Carnival season, also known as zapusty in Poland, is a period of time of celebration preceding the Christian season of Lent, typically starting on the Feast of the Three Kings (Epiphany) which is celebrated on January 6th, and lasting until Shrove Tuesday, the day before Ash Wednesday, which marks the beginning of Lent.
The origins of Carnival celebrations can be traced back to the Middle Ages, where the tradition was brought to Poland from Western Europe and integrated into local customs. For a short period of time, traditional rules and social distinctions were set aside. The common people mingled with the rich, and the sinners with the clergy.

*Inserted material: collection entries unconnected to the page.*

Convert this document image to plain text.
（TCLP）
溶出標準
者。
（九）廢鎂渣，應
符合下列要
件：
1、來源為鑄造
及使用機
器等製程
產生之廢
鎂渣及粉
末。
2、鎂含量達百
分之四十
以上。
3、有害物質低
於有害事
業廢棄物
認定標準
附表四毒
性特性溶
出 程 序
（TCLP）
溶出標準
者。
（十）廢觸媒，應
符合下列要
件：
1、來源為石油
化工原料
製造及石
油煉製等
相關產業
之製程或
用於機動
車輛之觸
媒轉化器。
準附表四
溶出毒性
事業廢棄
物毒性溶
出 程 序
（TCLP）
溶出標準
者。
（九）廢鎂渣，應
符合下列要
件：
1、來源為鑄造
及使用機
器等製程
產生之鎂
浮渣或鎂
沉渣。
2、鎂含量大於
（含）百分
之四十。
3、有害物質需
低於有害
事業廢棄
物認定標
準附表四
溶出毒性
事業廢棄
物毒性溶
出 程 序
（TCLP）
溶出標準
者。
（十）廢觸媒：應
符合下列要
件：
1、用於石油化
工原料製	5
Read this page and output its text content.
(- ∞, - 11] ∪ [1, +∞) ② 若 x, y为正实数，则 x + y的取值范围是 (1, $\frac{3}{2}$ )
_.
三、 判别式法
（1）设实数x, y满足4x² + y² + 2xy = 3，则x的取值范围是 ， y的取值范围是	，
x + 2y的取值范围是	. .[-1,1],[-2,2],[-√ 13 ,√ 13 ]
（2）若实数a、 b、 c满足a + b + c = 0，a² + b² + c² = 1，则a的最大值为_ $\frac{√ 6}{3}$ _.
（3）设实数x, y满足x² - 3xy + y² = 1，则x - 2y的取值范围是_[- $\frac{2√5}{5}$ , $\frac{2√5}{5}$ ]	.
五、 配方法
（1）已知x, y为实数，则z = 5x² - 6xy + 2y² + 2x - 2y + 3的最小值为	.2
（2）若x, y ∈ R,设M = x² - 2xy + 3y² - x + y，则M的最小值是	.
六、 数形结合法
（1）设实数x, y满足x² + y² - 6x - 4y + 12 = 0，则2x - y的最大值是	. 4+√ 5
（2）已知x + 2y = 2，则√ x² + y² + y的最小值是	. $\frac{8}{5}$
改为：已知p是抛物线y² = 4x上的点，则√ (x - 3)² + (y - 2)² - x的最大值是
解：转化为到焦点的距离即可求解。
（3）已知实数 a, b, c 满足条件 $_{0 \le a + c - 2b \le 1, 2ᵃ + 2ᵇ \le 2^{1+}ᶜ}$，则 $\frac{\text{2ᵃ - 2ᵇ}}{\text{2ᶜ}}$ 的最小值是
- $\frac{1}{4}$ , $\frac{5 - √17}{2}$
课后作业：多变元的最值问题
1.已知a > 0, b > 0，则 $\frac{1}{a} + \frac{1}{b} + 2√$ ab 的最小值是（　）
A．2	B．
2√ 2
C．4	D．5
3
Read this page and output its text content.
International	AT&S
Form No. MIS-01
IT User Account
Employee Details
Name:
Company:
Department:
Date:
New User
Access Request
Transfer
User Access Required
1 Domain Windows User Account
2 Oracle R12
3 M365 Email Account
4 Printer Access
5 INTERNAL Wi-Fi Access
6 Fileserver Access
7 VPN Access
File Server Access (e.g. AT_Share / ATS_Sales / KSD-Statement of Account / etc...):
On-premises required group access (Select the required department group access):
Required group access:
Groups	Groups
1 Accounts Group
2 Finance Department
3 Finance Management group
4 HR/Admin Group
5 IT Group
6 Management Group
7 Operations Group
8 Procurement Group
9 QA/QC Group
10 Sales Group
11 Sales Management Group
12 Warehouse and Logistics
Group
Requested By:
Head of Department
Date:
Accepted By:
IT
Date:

During this time, there was no shortage of fatty food and alcohol, and these were consumed without restriction! Tables – at the wealthy nobility and aristocracy served - pheasants, roast beef, ham, hare pâtés, veal stewed in red wine, geese or ducks stuffed with chestnuts, venison, poultry galantines, fish in exquisite sauces, and a large amount of vegetables - asparagus, tomatoes and artichokes. For dessert, there were layered cakes, legumes, cakes and compotes, and of course fried sweets, such as donuts, pancakes or pancakes.
In the cities, masquerade balls were often organized, and in houses - dance parties, in the countryside, music throbbed in taverns and peasant huts. Particularly popular were parades of masqueraders, which varied depending on the region of Poland.
A much-loved winter pastime for the Polish gentry was the kulig. This included a horse-drawn sleigh ride, accompanied by music. The jolly processions would move from manor to manor, pay a visit to fellow noblemen; feast and dance with them before riding away to the next home.